There is a question at the end of our journey: Did I live my journey, or did I live reactively? Now, I say again without judgment, only sympathy, most people live lives responding to whatever the pressures are in their environment, which is understandable. And at the same time, it widens a deepening gap within each of us, and that’s what makes us ill, psycho-spiritually speaking.
For those who’d like to live thoughtfully and consciously rather than reflexively but don’t know where to start, what is the first step?

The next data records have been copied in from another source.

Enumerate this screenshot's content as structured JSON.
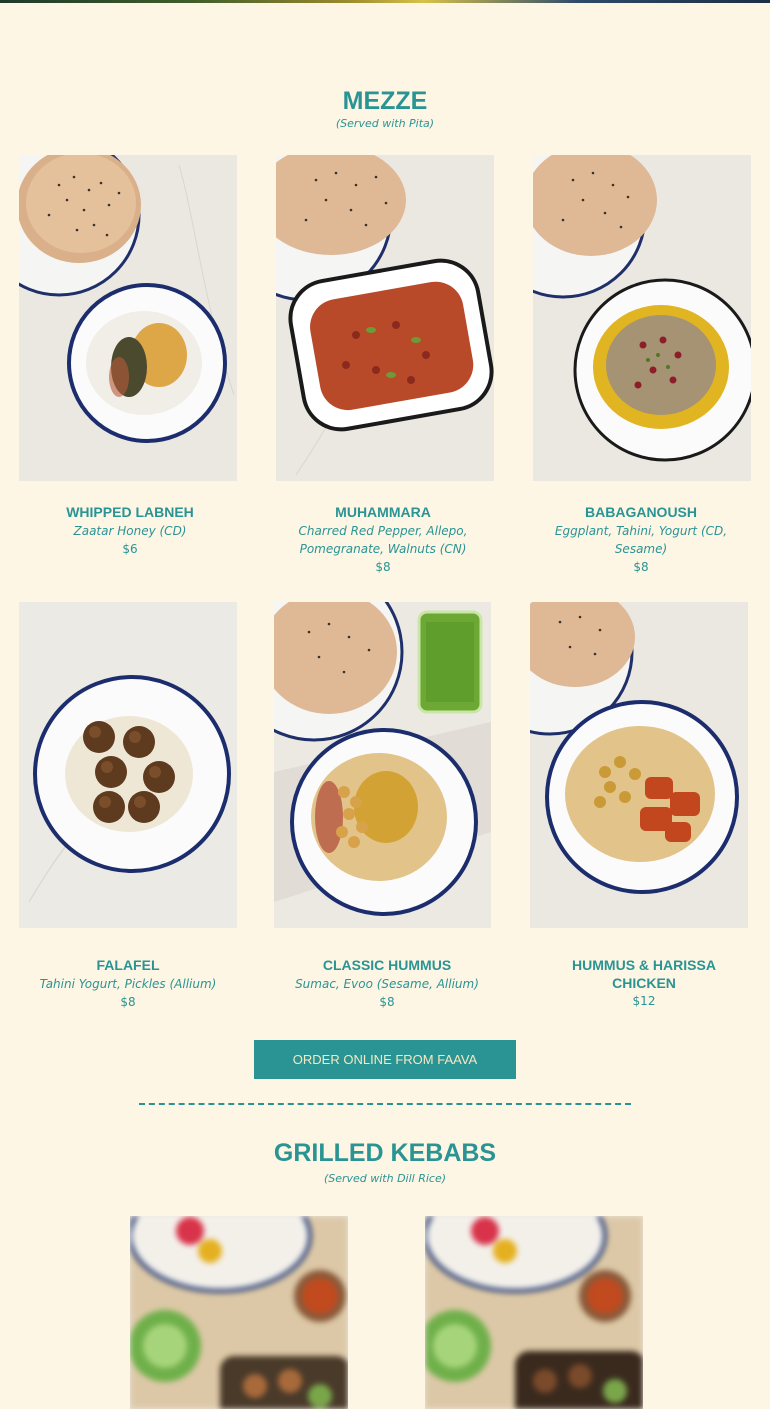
{
  "mezze": {
    "title": "MEZZE",
    "subtitle": "(Served with Pita)",
    "items": [
      {
        "name": "WHIPPED LABNEH",
        "desc": "Zaatar Honey (CD)",
        "price": "$6"
      },
      {
        "name": "MUHAMMARA",
        "desc": "Charred Red Pepper, Allepo, Pomegranate, Walnuts (CN)",
        "price": "$8"
      },
      {
        "name": "BABAGANOUSH",
        "desc": "Eggplant, Tahini, Yogurt (CD, Sesame)",
        "price": "$8"
      },
      {
        "name": "FALAFEL",
        "desc": "Tahini Yogurt, Pickles (Allium)",
        "price": "$8"
      },
      {
        "name": "CLASSIC HUMMUS",
        "desc": "Sumac, Evoo (Sesame, Allium)",
        "price": "$8"
      },
      {
        "name": "HUMMUS & HARISSA CHICKEN",
        "desc": "",
        "price": "$12"
      }
    ]
  },
  "order_button": {
    "label": "ORDER ONLINE FROM FAAVA"
  },
  "kebabs": {
    "title": "GRILLED KEBABS",
    "subtitle": "(Served with Dill Rice)"
  },
  "colors": {
    "background": "#fdf6e4",
    "accent": "#2a9494",
    "button_text": "#f4e9c2"
  }
}
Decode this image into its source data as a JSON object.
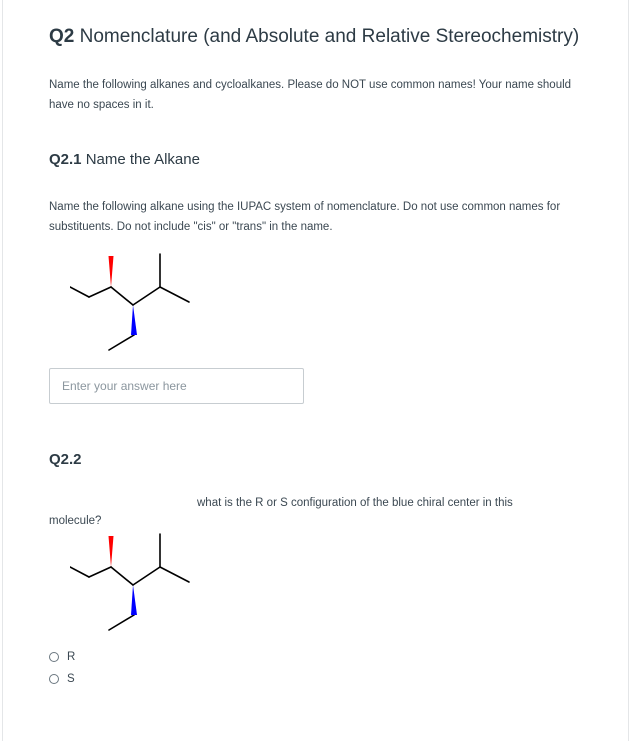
{
  "question": {
    "number": "Q2",
    "title": "Nomenclature (and Absolute and Relative Stereochemistry)",
    "intro": "Name the following alkanes and cycloalkanes.  Please do NOT use common names!  Your name should have no spaces in it."
  },
  "q21": {
    "number": "Q2.1",
    "title": "Name the Alkane",
    "instructions": "Name the following alkane using the IUPAC system of nomenclature.  Do not use common names for substituents. Do not include \"cis\" or \"trans\" in the name.",
    "answer_placeholder": "Enter your answer here",
    "answer_value": ""
  },
  "q22": {
    "number": "Q2.2",
    "text_part1": "what is the R or S configuration of the blue chiral center in this",
    "text_part2": "molecule?",
    "options": [
      "R",
      "S"
    ],
    "selected": null
  },
  "colors": {
    "wedge_red": "#ff0000",
    "wedge_blue": "#0000ff",
    "text": "#2d3b45",
    "border": "#c7cdd1"
  }
}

I think you can begin by asking, What is it that has always fired my imagination? What has stirred my curiosity? What is the talent or interest that I’ve always set aside because I didn’t have time, or I didn’t think I could afford it? The more honestly you address these questions, the more your psyche will start giving you some responses over time.
Psyche is the Greek word for soul. It’s all about purpose and meaning. Jungian analytic psychology is really about addressing what is most meaningful in your life. More people suffer pathologies of one kind or another because they’re disconnected from a meaningful journey. And what often evolves from that disconnection is their own treatment plan, which could be avoidance, busyness, investment in popular culture with all of its distractions, or self-medication of some kind. All of those are, in the long run, betrayals of the soul. Ultimately, one has to ask: What is it your life needs to be in service to? To some degree, the answer will involve serving the commitments we have to our relationships and to our work. That’s all legitimate. However, if you’re not serving something very deep within you, you’re going to be serving something that ultimately is trivial or about someone else’s life.
Life in America feels very heavy to many of us right now. Would you say this is an especially good time to go inward and listen to our deep wisdom?
This is, in fact, a chaotic and dark time. There’s no avoiding that. Apart from whatever you can do as a citizen to express your point of view, you have to realize that who you are is most defined by your values. What are your values? What really matters to you? Civilization, families, children depend on you continuing to serve your values in difficult times.
The world depends on parents being parents, and carpenters building the houses, and nurses helping people recover. So, continue to do what you do as a calling—not just as a job or duty, but as a calling. But also realize that whenever your own values are at stake, it’s time for you to show up in the way that makes sense to you.